There's still a lot of war in the war on drugs

Here are ONDCP's budget numbers over the past few years, which represent the federal government's anti-drug spending:

The figures show a mixed story. A greater proportion of anti-drug spending is going to treatment and prevention — about 44.8 percent in fiscal year 2016, up from 36.9 percent in 2009. But a majority — 55.2 percent — is still going to the side of the drug war associated with incarceration and fighting drug cartels and gangs. ONDCP even requested an increase to law enforcement and interdiction efforts in 2016 (even to controversial programs like civil asset forfeiture), although the increase is smaller than the increase to prevention and treatment efforts, particularly over the past few years.

The numbers don't tell the entire story. As Botticelli pointed out, recent changes to federal law — the Mental Health Parity and Addiction Equity Act, the 2008 Medicare Improvement for Patient and Providers Act, and Obamacare — imposed new rules on health insurers, requiring them to cover drug and alcohol treatment as an essential health benefit. That means public and private plans, like Medicaid or employer-provided insurance, must insure a higher standard of addiction services, just like they fully include heart disease or diabetes treatments in their coverage. These measures improve access to drug abuse treatment by letting people pay for it.

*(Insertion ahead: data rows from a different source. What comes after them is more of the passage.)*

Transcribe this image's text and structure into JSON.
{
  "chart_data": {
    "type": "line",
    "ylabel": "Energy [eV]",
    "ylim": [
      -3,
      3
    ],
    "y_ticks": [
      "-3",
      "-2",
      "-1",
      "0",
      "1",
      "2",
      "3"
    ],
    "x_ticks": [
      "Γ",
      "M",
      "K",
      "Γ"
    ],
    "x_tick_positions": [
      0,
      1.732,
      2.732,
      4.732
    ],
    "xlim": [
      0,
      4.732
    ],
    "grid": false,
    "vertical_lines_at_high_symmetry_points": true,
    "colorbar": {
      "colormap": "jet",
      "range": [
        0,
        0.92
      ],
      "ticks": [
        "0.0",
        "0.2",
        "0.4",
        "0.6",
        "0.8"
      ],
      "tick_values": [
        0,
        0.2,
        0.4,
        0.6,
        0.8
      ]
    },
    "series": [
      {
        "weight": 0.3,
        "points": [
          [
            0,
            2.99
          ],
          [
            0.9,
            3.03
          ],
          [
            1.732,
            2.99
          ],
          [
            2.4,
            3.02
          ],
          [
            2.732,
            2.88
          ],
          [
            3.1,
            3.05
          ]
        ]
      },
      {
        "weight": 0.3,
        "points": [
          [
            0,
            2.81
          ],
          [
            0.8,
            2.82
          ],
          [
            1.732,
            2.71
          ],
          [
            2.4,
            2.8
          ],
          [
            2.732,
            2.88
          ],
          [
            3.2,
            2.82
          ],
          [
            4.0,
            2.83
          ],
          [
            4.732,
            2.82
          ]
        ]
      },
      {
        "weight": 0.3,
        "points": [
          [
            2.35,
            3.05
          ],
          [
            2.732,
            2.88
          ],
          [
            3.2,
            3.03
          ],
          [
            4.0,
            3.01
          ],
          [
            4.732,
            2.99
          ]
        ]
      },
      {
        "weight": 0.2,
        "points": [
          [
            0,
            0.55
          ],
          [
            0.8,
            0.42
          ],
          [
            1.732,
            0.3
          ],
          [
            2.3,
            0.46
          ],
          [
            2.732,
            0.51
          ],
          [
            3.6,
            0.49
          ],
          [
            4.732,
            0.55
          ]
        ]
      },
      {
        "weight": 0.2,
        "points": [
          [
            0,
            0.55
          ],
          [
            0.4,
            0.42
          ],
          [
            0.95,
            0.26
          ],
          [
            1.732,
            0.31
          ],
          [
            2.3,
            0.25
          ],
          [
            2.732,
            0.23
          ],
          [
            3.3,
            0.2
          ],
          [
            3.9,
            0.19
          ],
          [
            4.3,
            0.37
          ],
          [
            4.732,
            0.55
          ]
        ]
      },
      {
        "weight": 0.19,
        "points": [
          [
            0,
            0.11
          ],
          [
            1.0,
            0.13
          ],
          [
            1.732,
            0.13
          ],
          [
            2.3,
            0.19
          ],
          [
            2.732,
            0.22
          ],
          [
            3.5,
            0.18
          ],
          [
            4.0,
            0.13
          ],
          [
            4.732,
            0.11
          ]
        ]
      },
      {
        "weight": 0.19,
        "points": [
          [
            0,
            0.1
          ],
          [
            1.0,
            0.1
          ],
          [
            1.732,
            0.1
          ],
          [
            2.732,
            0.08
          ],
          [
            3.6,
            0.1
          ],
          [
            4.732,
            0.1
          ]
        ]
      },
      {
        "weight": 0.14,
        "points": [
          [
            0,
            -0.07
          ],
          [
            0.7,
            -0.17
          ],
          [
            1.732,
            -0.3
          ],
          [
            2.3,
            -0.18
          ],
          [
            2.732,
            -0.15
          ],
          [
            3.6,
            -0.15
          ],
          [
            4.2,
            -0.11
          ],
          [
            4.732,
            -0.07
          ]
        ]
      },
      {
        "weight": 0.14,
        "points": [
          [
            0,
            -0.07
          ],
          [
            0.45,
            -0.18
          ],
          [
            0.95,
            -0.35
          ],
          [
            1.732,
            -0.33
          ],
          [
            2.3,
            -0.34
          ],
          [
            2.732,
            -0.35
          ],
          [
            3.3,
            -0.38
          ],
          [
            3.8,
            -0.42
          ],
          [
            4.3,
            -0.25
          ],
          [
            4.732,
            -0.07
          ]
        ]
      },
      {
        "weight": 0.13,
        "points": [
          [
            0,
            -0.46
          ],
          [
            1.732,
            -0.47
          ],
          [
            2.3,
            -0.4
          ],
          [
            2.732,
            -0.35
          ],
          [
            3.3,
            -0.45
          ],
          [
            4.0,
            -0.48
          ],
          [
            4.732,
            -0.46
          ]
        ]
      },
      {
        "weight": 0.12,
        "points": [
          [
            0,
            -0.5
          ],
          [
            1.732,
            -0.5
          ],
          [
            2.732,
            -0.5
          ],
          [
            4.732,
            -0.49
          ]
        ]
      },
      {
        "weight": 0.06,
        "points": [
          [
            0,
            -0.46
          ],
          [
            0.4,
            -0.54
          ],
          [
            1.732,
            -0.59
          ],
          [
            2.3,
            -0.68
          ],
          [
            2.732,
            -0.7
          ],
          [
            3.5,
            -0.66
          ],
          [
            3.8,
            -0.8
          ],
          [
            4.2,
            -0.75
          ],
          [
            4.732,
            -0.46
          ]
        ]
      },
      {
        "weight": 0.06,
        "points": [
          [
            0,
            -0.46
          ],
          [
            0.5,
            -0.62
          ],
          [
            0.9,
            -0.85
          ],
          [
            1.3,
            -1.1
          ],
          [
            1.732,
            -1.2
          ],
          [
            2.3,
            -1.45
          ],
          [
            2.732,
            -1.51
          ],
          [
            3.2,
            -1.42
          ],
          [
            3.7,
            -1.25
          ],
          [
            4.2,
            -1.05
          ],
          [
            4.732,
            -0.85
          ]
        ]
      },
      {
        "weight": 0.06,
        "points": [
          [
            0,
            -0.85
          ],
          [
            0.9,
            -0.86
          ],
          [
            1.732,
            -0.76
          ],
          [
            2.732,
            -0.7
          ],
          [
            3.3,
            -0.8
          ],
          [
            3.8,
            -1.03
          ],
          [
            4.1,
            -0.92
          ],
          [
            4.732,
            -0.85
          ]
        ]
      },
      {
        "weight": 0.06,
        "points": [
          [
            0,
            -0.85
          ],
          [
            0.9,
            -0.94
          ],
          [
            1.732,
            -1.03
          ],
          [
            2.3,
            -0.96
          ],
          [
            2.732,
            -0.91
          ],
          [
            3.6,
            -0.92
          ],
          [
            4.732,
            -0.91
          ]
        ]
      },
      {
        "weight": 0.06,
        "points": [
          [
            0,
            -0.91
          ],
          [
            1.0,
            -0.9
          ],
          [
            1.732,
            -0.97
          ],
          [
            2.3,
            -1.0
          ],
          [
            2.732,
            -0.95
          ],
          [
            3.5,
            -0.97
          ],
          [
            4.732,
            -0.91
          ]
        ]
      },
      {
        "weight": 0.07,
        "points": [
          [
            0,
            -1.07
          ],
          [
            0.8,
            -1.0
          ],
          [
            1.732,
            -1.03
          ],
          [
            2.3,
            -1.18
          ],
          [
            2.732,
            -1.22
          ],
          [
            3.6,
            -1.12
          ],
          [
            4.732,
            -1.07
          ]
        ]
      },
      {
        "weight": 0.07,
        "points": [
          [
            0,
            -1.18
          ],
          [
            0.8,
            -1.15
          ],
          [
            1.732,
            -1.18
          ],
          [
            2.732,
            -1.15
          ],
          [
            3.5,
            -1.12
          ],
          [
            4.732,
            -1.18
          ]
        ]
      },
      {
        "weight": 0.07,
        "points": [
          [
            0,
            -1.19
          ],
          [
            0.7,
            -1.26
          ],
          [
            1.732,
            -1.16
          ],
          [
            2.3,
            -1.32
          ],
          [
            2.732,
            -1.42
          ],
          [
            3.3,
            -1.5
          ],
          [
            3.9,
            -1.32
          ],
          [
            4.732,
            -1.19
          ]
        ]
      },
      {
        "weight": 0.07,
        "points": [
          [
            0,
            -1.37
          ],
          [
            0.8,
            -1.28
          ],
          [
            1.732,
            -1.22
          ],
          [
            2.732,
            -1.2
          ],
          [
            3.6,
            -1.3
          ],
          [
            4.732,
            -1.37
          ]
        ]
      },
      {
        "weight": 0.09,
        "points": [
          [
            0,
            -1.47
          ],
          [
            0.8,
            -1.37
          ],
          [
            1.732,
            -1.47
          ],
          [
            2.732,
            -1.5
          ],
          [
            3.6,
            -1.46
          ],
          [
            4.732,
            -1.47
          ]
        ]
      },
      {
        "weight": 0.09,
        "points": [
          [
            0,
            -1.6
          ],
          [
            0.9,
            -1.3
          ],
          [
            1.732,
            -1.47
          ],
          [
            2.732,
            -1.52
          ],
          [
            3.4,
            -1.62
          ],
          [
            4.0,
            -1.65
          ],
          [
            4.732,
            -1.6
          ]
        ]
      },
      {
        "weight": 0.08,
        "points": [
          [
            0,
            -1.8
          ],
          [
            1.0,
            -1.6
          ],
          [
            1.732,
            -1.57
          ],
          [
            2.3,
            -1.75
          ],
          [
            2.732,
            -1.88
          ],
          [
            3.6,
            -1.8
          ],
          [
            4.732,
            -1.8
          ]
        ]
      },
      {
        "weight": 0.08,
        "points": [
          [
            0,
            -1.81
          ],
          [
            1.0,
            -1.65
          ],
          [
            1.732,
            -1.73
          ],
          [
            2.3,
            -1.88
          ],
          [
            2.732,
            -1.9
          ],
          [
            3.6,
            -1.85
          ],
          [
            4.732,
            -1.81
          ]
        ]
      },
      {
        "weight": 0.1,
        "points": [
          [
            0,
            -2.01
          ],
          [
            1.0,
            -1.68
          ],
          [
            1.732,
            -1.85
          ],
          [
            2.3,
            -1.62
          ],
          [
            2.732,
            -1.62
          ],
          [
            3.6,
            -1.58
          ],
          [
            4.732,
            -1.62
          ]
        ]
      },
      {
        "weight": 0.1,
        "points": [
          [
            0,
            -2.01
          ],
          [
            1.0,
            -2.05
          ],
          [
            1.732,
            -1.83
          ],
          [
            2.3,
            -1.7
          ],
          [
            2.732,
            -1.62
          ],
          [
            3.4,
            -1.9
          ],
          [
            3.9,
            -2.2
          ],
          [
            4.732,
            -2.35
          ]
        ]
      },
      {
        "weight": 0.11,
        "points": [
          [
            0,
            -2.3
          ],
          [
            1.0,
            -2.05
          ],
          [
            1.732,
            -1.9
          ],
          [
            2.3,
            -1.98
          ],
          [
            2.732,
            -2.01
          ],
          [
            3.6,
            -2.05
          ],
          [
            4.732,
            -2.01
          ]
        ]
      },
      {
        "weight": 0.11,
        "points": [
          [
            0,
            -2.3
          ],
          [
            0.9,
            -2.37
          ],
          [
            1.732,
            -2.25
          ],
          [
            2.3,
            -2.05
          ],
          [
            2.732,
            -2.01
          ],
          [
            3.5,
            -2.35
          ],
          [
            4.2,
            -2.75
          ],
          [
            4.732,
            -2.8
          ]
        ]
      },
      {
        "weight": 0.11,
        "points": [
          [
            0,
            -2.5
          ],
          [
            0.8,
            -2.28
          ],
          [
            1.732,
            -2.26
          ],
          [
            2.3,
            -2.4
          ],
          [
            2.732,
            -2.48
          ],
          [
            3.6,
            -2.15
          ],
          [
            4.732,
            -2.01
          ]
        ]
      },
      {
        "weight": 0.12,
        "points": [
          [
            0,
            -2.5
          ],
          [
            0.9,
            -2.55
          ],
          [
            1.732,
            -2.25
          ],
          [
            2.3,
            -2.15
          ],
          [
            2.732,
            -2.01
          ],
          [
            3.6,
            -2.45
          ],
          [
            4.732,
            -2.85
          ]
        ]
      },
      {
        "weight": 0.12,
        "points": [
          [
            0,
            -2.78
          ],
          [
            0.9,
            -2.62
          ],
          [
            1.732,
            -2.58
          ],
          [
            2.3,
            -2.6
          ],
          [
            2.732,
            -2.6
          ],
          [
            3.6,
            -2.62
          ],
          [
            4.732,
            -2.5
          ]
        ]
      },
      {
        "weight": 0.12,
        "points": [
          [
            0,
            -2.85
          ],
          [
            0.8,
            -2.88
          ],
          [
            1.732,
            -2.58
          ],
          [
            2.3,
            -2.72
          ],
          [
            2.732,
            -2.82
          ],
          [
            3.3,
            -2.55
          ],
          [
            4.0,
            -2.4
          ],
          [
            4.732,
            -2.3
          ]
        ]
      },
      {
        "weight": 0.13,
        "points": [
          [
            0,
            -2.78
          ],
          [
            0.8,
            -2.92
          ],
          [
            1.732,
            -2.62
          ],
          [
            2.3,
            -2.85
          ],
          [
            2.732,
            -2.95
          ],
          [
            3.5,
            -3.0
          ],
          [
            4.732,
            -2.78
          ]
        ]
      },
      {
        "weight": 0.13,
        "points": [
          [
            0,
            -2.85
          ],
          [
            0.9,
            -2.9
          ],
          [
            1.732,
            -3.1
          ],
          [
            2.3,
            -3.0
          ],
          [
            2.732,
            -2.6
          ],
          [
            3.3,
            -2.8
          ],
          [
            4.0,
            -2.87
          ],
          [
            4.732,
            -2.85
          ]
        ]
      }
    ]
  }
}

But there's still a lot of work to do on the treatment end. According to 2014 federal data, at least 89 percent of people who meet the definition for a drug abuse disorder don't get treatment. And that's likely an underestimate: Federal household surveys leave out incarcerated and homeless individuals, who are more likely to have serious, untreated drug problems. So the increased spending for treatment and prevention is going to a seriously underfunded issue.

Still, ONDCP's figures show that a majority of anti-drug spending keeps going to the traditional parts of the war on drugs. At the current pace, it will take a few years for treatment and prevention to overtake the law enforcement and interdiction side — and there's no sign that law enforcement and interdiction efforts are going away anytime soon. The war on drugs is changing, but it's still very much with us.